Horwich is situated at the southern end of the West Pennine Moors, with a population of over 20,000 and decent access to the M61 motorway. Railway stations at Blackrod (nearest to the town centre) and Horwich Parkway, combined with a frequent bus service provide transport between Horwich and Bolton.
Kearsley is a medium sized town situated a few miles south of Bolton. The A666 from Manchester to Kearsley passes directly through the town.
Kearsley railway station provides a service northbound to Bolton and southbound to Manchester.
As a large village in the Metropolitan Borough of Bolton, Little Lever is situated a couple of miles southeast of Bolton. There are seven schools in little lever (5 primary, one secondary, and one special needs school) so it’s an excellent place for families to settle, and it also hosts a library for the book lovers.
Adjacent to the Little Lever School is a purpose-built leisure centre containing a sports hall, gymnasium, squash courts, and an all-weather pitch. Sports all-rounders can also get in some football, cricket, and bowls. For active youths there are several youth organisations to join, which will help keep them busy through a range of activities.

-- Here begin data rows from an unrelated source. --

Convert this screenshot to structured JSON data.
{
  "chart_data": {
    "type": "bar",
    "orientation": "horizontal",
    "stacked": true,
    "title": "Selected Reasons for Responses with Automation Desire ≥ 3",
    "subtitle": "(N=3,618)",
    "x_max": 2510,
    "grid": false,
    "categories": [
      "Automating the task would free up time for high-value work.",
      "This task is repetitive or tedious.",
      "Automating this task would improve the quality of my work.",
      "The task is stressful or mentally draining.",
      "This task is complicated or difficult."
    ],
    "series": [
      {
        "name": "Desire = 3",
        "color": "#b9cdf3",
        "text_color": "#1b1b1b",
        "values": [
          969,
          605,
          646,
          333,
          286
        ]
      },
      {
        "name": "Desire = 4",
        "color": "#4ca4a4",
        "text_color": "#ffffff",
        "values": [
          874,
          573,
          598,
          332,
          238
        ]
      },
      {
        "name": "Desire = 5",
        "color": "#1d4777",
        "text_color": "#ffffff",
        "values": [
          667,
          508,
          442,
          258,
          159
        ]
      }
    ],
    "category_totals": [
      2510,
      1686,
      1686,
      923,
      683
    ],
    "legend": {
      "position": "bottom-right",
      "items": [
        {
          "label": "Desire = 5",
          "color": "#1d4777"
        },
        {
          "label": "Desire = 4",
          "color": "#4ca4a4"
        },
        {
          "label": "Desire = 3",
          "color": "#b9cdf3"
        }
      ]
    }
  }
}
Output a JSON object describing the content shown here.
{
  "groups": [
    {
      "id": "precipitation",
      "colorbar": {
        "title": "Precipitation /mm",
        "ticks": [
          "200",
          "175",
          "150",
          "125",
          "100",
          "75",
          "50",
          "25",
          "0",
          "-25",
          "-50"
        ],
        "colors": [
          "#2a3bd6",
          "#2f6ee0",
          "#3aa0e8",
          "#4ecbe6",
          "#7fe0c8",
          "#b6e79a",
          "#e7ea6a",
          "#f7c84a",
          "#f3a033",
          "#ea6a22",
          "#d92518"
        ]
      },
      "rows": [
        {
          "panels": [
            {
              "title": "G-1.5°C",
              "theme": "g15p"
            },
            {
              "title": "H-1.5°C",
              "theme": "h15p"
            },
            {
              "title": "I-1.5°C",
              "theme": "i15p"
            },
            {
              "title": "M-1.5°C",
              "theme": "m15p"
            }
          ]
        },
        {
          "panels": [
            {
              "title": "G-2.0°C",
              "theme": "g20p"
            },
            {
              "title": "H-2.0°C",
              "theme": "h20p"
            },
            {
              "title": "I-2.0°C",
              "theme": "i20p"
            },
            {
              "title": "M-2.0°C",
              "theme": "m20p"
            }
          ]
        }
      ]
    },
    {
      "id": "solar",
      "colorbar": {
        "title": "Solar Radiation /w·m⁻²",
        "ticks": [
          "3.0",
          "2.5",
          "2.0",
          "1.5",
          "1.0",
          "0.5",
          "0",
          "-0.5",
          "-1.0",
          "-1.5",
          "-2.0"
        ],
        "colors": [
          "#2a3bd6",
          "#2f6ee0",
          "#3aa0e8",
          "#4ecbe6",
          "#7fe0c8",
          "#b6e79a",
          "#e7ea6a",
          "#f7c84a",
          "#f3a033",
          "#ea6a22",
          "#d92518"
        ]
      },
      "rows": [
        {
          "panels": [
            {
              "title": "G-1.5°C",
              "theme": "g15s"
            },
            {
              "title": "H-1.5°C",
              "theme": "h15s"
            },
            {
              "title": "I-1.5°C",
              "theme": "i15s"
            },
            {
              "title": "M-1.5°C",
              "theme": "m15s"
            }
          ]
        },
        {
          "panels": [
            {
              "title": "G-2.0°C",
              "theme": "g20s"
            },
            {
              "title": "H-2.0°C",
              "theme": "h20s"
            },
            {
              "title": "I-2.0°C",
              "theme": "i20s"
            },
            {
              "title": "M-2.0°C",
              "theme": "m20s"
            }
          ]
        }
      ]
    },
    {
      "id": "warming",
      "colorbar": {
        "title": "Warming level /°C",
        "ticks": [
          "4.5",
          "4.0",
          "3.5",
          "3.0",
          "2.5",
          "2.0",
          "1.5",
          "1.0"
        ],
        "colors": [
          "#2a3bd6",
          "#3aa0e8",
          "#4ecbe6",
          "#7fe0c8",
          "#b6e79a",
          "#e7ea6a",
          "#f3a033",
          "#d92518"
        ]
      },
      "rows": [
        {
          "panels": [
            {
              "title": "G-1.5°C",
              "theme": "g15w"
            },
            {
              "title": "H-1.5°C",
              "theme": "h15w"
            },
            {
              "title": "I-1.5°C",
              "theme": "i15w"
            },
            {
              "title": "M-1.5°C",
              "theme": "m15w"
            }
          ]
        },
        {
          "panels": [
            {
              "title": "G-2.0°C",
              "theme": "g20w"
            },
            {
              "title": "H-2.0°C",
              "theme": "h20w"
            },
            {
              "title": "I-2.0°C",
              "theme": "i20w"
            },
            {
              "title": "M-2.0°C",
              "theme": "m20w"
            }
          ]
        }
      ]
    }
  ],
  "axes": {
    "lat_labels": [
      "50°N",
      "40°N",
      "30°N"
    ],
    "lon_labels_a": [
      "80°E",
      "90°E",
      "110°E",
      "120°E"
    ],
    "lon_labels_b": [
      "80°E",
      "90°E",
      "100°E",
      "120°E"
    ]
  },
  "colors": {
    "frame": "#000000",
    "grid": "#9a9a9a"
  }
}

Westhoughton is made up of several small villages and hamlets, each with a unique character. Transport is well taken care of with buses connecting to Bolton, Wigan and Leigh and trains connecting to Manchester, Bolton and Southport.
“picturesque farmhouses and cottages provide rural living at its very best…”
Lying on the southern slopes of the West Pennine Moors, South Turton provides superb country living within close proximity to the centres of Bolton, Blackburn and Bury. The picturesque farmhouses and cottages provide rural living at its very best and the trails around the Wayoh and Entwistle reservoirs are local favourites with ramblers and dog walkers alike.